= Linards Grantiņš =

Latvian former human rights activist (born 1950)

Linards Grantiņš (born 1950) is a Latvian former human rights activist who was among the founders of the Latvian human rights activist group Helsinki-86 in 1986.

He later established the hate site Tautastribunals.eu (Latvian for "People's Tribunal.eu") in 2006, which regularly accuses and issues "verdicts" of capital punishment to self-identified "traitors of the Latvian state". He was arrested in 2015 for inciting national, ethnic and racial hatred.

== Biography ==
Grantiņš was born in Siberia, where his family was deported to by the Soviet regime in 1949. Grantiņš returned to Soviet-occupied Latvia in 1956.

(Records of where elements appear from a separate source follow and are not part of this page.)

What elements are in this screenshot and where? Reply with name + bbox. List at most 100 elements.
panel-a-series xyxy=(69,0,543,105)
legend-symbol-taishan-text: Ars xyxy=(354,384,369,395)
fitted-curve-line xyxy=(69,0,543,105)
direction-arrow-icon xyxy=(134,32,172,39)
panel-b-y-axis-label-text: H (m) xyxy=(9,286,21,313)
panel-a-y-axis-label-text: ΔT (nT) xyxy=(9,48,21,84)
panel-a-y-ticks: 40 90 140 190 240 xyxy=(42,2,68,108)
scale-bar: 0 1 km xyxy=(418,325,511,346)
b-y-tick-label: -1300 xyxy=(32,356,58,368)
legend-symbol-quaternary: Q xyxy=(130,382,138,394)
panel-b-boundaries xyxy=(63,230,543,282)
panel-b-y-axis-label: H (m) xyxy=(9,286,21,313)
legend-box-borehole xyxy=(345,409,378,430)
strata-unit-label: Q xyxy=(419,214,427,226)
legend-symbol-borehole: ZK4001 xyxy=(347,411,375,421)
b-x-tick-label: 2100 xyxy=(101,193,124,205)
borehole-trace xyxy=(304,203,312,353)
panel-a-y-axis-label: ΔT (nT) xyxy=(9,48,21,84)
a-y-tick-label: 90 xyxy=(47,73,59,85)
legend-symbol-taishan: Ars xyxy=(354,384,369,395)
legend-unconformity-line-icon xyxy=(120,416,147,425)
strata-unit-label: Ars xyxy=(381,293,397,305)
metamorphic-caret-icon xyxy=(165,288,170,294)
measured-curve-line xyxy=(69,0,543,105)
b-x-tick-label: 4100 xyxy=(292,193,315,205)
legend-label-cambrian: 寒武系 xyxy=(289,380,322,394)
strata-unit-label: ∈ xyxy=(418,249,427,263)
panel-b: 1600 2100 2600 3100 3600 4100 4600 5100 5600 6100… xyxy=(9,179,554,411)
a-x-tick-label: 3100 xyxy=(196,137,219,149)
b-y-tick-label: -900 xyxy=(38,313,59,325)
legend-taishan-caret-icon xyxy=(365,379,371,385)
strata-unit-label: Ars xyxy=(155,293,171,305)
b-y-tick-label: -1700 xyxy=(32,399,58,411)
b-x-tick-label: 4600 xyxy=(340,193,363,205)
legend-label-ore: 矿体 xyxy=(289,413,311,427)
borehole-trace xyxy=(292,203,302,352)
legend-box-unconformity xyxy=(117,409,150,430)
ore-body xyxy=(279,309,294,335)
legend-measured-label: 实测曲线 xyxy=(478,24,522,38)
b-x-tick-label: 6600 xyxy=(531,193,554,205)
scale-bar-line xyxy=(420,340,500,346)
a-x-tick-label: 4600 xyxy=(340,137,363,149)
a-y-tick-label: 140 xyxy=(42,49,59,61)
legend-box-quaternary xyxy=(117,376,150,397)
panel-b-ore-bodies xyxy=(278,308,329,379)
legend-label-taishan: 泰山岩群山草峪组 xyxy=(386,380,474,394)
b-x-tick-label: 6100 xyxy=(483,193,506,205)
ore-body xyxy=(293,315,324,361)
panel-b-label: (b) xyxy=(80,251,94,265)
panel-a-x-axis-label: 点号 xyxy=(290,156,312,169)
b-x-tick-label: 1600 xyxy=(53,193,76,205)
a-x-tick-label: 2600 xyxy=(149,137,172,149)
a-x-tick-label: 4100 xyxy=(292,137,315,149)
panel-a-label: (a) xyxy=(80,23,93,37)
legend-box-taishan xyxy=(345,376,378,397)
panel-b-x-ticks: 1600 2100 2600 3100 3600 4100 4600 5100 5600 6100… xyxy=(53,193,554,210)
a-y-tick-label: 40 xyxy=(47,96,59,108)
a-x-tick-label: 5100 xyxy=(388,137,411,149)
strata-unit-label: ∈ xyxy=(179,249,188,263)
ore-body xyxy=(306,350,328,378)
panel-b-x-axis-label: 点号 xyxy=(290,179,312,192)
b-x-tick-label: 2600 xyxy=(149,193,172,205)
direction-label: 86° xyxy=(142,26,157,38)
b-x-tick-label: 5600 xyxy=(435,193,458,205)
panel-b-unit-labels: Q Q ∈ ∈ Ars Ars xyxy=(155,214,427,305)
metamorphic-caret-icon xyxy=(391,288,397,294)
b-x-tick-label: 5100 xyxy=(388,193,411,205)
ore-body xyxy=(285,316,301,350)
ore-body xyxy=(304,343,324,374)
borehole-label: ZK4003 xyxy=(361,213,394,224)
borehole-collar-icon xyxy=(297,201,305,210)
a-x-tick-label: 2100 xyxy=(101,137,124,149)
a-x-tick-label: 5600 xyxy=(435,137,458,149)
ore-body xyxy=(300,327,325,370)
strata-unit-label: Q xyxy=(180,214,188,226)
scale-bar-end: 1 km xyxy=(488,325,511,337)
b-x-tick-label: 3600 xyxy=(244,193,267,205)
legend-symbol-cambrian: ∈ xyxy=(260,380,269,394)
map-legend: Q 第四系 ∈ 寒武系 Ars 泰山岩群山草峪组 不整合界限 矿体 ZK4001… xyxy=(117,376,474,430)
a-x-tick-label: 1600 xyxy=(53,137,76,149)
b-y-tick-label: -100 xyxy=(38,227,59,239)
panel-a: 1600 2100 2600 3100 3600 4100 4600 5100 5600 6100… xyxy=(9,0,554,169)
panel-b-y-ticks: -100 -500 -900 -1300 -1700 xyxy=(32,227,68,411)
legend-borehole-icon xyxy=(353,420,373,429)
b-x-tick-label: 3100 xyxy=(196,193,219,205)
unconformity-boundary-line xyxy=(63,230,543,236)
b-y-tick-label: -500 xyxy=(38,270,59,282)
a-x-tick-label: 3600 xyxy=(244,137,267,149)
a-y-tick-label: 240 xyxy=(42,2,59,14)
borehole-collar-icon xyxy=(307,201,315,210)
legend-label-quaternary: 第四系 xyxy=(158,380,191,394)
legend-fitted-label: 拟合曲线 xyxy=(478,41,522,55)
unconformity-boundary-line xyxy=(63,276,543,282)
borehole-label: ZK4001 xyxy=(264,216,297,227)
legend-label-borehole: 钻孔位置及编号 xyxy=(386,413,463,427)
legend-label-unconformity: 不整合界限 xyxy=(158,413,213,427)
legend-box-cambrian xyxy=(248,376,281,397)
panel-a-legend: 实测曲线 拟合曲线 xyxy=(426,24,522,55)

In 1986, while working as an amber craftsman in Liepāja, he co-founded Helsinki-86 and helped to organize the first commemoration of the victims of the June 1941 Soviet deportations since the Second World War at Riga's Freedom Monument in 1987, filming the events and sending the tape outside the USSR. He was then arrested by Soviet authorities and later allowed to go into exile to West Germany in 1987. From there, he supported other activists of the Third Latvian National Awakening by supplying them with audio, and video recording equipment scarcely available in the USSR.

After the restoration of the independence of Latvia, he returned from abroad, although he later moved back. In 1996, Grantiņš was awarded the Order of the Three Stars.

In 2013, MP Valērijs Agešins asked to initiate criminal proceedings against Grantiņš for making veiled threats against him on his website, but the request was refused.